Hypodacne

Scientific classification
- Kingdom: Animalia
- Phylum: Arthropoda
- Clade: Pancrustacea
- Class: Insecta
- Order: Coleoptera
- Suborder: Polyphaga
- Infraorder: Cucujiformia
- Family: Euxestidae
- Genus: Hypodacne LeConte, 1875
- Synonyms: Pachyochthes Reitter, 1897

= Hypodacne =

Genus of insects

Hypodacne is a genus of well-polished beetles (family Euxestidae). As the name suggests, these beetles resemble the genus Dacne in the pleasing fungus beetle family (Erotylidae).
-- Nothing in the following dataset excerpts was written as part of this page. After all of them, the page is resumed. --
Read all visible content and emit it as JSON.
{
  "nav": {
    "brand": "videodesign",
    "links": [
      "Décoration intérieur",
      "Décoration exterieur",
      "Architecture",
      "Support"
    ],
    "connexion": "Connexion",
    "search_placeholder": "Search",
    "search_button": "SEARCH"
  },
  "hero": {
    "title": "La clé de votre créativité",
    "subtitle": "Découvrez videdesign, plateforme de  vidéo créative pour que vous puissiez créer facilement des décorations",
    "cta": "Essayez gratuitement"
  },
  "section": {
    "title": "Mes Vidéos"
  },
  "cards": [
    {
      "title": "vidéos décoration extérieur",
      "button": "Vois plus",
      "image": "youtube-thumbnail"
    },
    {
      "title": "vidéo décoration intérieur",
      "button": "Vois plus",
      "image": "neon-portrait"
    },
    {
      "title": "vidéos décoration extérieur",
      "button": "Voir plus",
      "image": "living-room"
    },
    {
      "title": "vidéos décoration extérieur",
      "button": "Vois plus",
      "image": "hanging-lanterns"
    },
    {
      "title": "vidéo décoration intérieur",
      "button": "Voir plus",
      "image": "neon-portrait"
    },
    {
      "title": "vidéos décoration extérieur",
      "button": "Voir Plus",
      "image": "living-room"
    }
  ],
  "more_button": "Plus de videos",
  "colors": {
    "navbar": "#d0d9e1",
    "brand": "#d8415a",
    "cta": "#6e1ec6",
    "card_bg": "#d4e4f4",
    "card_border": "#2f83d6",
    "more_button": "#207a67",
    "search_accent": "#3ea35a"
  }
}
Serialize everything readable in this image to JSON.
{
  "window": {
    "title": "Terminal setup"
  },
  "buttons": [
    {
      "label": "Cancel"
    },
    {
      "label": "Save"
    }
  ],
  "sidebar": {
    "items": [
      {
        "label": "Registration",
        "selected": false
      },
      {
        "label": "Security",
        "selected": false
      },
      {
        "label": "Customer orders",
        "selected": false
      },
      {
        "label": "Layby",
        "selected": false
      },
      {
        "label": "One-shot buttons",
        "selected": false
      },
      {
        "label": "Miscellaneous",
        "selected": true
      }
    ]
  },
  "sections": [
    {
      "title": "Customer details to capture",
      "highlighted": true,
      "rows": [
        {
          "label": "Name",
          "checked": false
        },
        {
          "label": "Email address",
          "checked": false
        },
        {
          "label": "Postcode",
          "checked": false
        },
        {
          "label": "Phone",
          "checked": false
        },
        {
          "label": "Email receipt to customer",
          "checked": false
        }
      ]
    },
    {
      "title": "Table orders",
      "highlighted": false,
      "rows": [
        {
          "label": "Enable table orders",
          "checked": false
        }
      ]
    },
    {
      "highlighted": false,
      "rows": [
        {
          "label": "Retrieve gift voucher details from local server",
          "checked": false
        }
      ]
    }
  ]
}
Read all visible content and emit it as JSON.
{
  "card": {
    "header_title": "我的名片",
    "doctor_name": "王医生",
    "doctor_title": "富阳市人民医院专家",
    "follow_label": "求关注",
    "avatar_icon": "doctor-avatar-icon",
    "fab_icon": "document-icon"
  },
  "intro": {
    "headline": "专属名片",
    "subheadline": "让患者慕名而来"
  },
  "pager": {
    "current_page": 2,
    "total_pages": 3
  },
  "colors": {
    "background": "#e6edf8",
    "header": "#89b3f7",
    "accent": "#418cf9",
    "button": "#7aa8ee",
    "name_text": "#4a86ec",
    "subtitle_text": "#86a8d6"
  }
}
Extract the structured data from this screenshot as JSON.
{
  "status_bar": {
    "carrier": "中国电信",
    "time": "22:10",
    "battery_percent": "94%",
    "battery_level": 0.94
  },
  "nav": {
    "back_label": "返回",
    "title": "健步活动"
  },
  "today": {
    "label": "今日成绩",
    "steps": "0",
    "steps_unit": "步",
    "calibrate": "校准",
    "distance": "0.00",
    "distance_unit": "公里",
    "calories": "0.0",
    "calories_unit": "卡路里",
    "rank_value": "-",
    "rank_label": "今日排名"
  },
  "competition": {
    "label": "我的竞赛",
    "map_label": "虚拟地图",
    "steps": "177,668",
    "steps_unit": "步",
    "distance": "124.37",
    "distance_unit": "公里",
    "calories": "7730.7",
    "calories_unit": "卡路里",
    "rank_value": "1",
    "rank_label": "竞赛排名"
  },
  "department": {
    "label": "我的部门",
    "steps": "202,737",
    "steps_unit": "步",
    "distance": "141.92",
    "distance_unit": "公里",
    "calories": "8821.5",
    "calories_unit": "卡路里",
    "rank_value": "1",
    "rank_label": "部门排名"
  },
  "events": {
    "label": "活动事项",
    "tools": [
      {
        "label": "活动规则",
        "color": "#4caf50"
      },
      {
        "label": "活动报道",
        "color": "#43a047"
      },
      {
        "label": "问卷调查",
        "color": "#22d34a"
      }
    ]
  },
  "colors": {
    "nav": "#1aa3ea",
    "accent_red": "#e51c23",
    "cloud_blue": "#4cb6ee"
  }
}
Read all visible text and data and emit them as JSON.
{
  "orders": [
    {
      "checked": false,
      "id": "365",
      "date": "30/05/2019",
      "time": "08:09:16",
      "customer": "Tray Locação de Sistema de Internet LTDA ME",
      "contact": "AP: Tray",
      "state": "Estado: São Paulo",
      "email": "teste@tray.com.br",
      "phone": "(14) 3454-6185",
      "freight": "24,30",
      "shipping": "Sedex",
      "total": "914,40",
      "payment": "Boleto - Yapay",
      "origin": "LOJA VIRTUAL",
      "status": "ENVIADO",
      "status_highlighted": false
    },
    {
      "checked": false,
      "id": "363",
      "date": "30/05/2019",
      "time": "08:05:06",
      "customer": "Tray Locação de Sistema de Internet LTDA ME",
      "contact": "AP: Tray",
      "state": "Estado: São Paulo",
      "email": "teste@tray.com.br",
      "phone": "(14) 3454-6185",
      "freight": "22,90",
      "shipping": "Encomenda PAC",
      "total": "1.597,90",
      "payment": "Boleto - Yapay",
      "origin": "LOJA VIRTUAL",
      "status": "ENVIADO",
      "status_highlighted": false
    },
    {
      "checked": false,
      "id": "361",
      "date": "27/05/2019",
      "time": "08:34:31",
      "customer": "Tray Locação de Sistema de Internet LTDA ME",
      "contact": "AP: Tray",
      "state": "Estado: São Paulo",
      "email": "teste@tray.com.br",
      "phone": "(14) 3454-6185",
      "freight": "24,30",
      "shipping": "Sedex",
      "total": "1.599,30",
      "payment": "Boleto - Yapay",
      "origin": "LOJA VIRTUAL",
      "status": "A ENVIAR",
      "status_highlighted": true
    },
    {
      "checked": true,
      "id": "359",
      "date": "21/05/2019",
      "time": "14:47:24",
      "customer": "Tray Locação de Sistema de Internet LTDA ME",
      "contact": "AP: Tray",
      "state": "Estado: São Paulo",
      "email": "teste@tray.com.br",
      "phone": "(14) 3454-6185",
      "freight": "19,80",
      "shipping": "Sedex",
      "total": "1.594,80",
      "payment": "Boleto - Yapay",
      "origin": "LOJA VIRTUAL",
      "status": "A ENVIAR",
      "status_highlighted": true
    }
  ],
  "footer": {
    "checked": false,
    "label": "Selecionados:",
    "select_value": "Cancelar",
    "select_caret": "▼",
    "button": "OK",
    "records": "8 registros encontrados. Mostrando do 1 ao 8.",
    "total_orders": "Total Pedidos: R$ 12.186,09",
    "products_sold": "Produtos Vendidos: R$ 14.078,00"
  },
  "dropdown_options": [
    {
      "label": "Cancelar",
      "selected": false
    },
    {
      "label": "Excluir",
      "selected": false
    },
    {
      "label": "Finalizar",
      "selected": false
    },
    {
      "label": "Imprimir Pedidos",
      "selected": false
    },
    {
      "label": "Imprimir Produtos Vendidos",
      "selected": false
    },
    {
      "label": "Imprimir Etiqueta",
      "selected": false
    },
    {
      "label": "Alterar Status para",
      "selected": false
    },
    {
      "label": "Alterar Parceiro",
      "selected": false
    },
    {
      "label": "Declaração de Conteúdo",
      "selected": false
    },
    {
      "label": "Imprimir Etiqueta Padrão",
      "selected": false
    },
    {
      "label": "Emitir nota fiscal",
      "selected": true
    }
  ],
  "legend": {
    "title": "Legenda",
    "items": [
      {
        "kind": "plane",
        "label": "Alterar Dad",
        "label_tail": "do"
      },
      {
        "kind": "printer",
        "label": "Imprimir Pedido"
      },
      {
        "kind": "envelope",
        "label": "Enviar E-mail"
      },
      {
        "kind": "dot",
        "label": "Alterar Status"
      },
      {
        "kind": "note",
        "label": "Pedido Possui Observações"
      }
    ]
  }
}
They have formerly often been placed in that family, or in the Cerylonidae (minute bark beetles), before the Euxestidae were recognized as a family of their own, closely related to the Cerylonidae (but also to the ladybeetle family Coccinellidae), but less closely to Erotylidae.

Similarities with Dacne include fully margined prothorax and elytra bases, an elongated third antennae segment (longer than segment 4), the end segments of the maxillary palps being longer than wide, small punctures forming rows on the elytra, and the three basal segments of the tarsi being all equally wide. However, they differ in the number of antenna segments, with Dacne having 11 and Hypodacne only 10.

Species of Hypodacne include:
- Hypodacne edithae
- Hypodacne punctata LeConte, 1875

"Hypodacne" rubripes is now in genus Hypodacnella.